Following your advice I will buy a Festool Planex.

But the dust bags are expensive, work without a bag is expensive because the filter is expensive too. Reusable bags are nonexistent here in Chile.

Anyone tested a DIY cyclone dust collector between the Dust Extractor and the Planex?

Thanks for your comments!


----------



## DiasDePlaya (Aug 1, 2013)

Something like this.

https://www.youtube.com/watch?v=mtHVDGi19bA


----------



## embella plaster (Sep 21, 2013)

DiasDePlaya said:


> Hi everyone,
> 
> Following your advice I will buy a Festool Planex.
> 
> ...


I have a dewalt vac and it has twin self cleaninh filters its great


----------



## Sweendog87 (Apr 5, 2015)

So u don't have to clean or replace filters? I need one of those


----------



## DiasDePlaya (Aug 1, 2013)

I know that those cyclones work very well with wood dust, but I can't find any experience with mud/plaster dust.


----------



## DiasDePlaya (Aug 1, 2013)

This is the simplest collector that I found, and I'm sure that works as good as the more complex designs.
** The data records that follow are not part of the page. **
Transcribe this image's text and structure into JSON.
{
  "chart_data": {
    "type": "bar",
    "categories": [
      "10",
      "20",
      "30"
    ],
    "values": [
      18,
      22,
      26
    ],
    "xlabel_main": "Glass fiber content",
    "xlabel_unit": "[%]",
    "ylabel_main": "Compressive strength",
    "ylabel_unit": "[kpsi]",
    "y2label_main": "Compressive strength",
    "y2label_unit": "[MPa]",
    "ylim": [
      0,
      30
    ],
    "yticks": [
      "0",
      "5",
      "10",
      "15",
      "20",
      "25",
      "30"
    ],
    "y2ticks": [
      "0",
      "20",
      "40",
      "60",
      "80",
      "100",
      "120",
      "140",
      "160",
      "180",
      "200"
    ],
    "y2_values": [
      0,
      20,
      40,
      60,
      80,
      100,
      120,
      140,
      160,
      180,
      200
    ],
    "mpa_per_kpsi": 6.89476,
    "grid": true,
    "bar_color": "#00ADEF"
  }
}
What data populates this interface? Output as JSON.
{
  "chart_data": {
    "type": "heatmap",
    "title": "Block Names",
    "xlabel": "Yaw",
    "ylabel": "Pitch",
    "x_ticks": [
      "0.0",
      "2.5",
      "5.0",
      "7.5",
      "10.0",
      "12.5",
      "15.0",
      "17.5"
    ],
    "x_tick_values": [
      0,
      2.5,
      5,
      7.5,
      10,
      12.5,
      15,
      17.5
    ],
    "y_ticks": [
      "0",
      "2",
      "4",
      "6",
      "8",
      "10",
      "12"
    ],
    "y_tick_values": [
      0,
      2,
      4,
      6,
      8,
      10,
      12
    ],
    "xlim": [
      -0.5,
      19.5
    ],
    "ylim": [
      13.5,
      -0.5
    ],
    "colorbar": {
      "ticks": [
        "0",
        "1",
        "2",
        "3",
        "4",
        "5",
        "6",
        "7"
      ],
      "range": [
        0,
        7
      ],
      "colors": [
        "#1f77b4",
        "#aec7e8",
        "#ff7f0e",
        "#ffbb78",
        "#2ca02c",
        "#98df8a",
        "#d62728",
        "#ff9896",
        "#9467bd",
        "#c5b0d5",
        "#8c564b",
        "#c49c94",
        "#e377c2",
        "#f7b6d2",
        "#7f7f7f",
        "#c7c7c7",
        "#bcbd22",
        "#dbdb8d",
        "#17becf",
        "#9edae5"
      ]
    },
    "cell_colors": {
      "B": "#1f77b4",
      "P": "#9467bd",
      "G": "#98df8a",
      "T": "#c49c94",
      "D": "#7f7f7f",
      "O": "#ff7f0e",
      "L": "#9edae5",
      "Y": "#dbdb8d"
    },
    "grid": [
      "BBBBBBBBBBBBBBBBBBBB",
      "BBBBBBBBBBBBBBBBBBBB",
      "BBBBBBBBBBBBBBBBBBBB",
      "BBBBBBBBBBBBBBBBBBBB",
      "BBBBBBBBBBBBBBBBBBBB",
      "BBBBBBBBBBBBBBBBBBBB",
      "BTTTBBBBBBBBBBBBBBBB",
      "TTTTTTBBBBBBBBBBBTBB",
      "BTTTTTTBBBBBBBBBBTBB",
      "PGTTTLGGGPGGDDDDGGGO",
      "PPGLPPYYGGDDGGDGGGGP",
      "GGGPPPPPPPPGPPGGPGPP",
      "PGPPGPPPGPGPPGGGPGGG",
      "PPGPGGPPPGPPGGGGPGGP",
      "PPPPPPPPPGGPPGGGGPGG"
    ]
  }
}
https://www.youtube.com/watch?v=umkOUPyduaw


----------



## embella plaster (Sep 21, 2013)

Sweendog87 said:


> So u don't have to clean or replace filters? I need one of those


I dont know it says there self cleaning but the look dusty to me lol


----------



## tequilua (Sep 16, 2012)

I use Planex with festool Dust Extractor CT36 Autoclean. Bought it a year ago. Never used a bag, never replaced filter. Filter clogs every half and hour of nonstop sanding, but it takes 1 minute to clean it so it not bother me too much.


----------



## D A Drywall (May 4, 2013)

Sweendog87 said:


> So u don't have to clean or replace filters? I need one of those


I got my Planex and CT 36 vac from CSR for $1750 usd. Best price I could find.


----------



## embella plaster (Sep 21, 2013)

Yeah the only thing my filters say do not preasure air clean them it shows and x like dont do it but shows a tick banging it lol so bang away i will the dewalt is so powerfull


----------